BAD GIRL –Bölüm 4-
Gözlerimi açtığımda yine beni ilk getirdikleri odaya getirdiklerini anlamam çok uzun sürmedi. Sağ bacağımda dünkü kaçışımda takıldığım taştan kaynaklı kırık olduğu kalkmaya çalıştığımda canım yanınca aklıma geldi. Yüzümü buruşturdum. Elimi saçlarıma daldırmak için çektiğimde gelmedi. Yüzümü sağ bileğime çevirdiğimde bağlı olduğumu gördüm. Köpek miydim ben? Kaşlarımı çatmış burnumdan soluyordum. Diğer elime baktığımda onunda bağlı olduğunu gördüm. Kimdi bu adamlar?

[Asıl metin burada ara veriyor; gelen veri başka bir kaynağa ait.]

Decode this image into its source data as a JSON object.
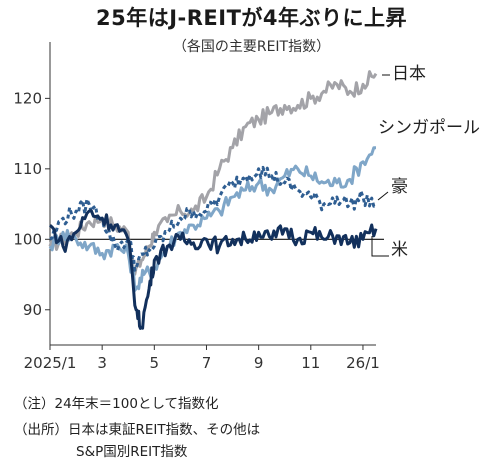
{
  "title": "25年はJ-REITが4年ぶりに上昇",
  "subtitle": "（各国の主要REIT指数）",
  "notes": {
    "note1": "（注）24年末＝100として指数化",
    "note2": "（出所）日本は東証REIT指数、その他は",
    "note3": "S&P国別REIT指数"
  },
  "chart_data": {
    "type": "line",
    "x_tick_labels": [
      "2025/1",
      "3",
      "5",
      "7",
      "9",
      "11",
      "26/1"
    ],
    "x_tick_months": [
      0,
      2,
      4,
      6,
      8,
      10,
      12
    ],
    "xlim_months": [
      0,
      12.5
    ],
    "y_ticks": [
      90,
      100,
      110,
      120
    ],
    "ylim": [
      85,
      128
    ],
    "baseline": 100,
    "series": [
      {
        "name": "日本",
        "color": "#a3a3a8",
        "dash": "",
        "x": [
          0.0,
          0.5,
          1.0,
          1.5,
          2.0,
          2.5,
          3.0,
          3.2,
          3.5,
          3.8,
          4.0,
          4.5,
          5.0,
          5.5,
          6.0,
          6.5,
          7.0,
          7.5,
          8.0,
          8.5,
          9.0,
          9.5,
          10.0,
          10.5,
          11.0,
          11.5,
          12.0,
          12.5
        ],
        "y": [
          99,
          100,
          101,
          102.5,
          103,
          102,
          101,
          95,
          97,
          99,
          101,
          102.5,
          104,
          104,
          106,
          110,
          113,
          116,
          117,
          118,
          119,
          119,
          120,
          121,
          122,
          121,
          122,
          123.5
        ]
      },
      {
        "name": "シンガポール",
        "color": "#7fa6c8",
        "dash": "",
        "x": [
          0.0,
          0.5,
          1.0,
          1.5,
          2.0,
          2.5,
          3.0,
          3.3,
          3.6,
          4.0,
          4.5,
          5.0,
          5.5,
          6.0,
          6.5,
          7.0,
          7.5,
          8.0,
          8.5,
          9.0,
          9.5,
          10.0,
          10.5,
          11.0,
          11.5,
          12.0,
          12.5
        ],
        "y": [
          99,
          101,
          100,
          99,
          98,
          99,
          98,
          93,
          95,
          96,
          99,
          101,
          102,
          103,
          104,
          106,
          107,
          108,
          107,
          109,
          110,
          109,
          108,
          108,
          108.5,
          111,
          113
        ]
      },
      {
        "name": "豪",
        "color": "#2f5e92",
        "dash": "4,3",
        "x": [
          0.0,
          0.5,
          1.0,
          1.5,
          2.0,
          2.5,
          3.0,
          3.3,
          3.6,
          4.0,
          4.5,
          5.0,
          5.5,
          6.0,
          6.5,
          7.0,
          7.5,
          8.0,
          8.5,
          9.0,
          9.5,
          10.0,
          10.5,
          11.0,
          11.5,
          12.0,
          12.5
        ],
        "y": [
          100,
          103,
          104,
          105,
          103,
          99,
          100,
          96,
          98,
          99,
          101,
          103,
          104,
          104,
          106,
          108,
          109,
          110,
          109,
          108,
          107,
          106,
          105,
          106,
          105,
          106,
          105
        ]
      },
      {
        "name": "米",
        "color": "#12305c",
        "dash": "",
        "x": [
          0.0,
          0.5,
          1.0,
          1.5,
          2.0,
          2.5,
          3.0,
          3.3,
          3.5,
          3.8,
          4.0,
          4.5,
          5.0,
          5.5,
          6.0,
          6.5,
          7.0,
          7.5,
          8.0,
          8.5,
          9.0,
          9.5,
          10.0,
          10.5,
          11.0,
          11.5,
          12.0,
          12.5
        ],
        "y": [
          102,
          99,
          101,
          104,
          103,
          102,
          100,
          90,
          87.5,
          93,
          97,
          99,
          100,
          99.5,
          100,
          99,
          100,
          100,
          101,
          100,
          101.5,
          100,
          101,
          100,
          100.5,
          99.5,
          100,
          101.5
        ]
      }
    ]
  }
}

Yurttan çıkışımın ilk günü başıma gelmeyen kalmamıştı. Yurttayken bazen kızlar konuşurken duyuyordum. Dışarıda insanın başına her türlü bela gelebileceğini söylemişlerdi. Ben bunları düşünürken kapı büyük bir gürültüyle kapı açıldı. Sanki kapıya sert bir cisimle defalarca vurulmuş ve kırılmış gibi bir ses çıkmıştı. Kapı tamamen açıldığında kapının pervazında uzun boylu, baştan aşağıya siyaha bürünmüş sanki etrafa negatif enerji saçarmışçasına yüzünde tek bir mimik dahi kıpırdamayan iri bir adam vardı.. Yüzü sert ve güven vericiydi. Evet güven vericiydi. Elinde baston gibi bir şey vardı ve iki elide bastonun topuzunda duruyordu. Sağ elini kaldırdı ve gözlüğünü gözlerinden çekti. Gözlerinin çevresinde kırışıklıklar vardı fakat yine de yüzü sertti. Gözlüğünü eline aldı ve arkaya uzattı. Arkasında adamlar olduğunu bile yeni fark etmiştim. Hepsi sus pus adamın arkasına sinmişlerdi. Tahminimce büyük baştan aşağıya siyaha bürünmüş kötü görünümlü fakat güven verici adam onların başıydı. Gözlüğünü uzattıktan sonra eli boş kalınca yavaş bir şekilde yukarı kaldırdı ve havada parmaklarını geri doğru 1 kez itmesiyle arkasındaki adamlar gitmek için hareketlenmişlerdi.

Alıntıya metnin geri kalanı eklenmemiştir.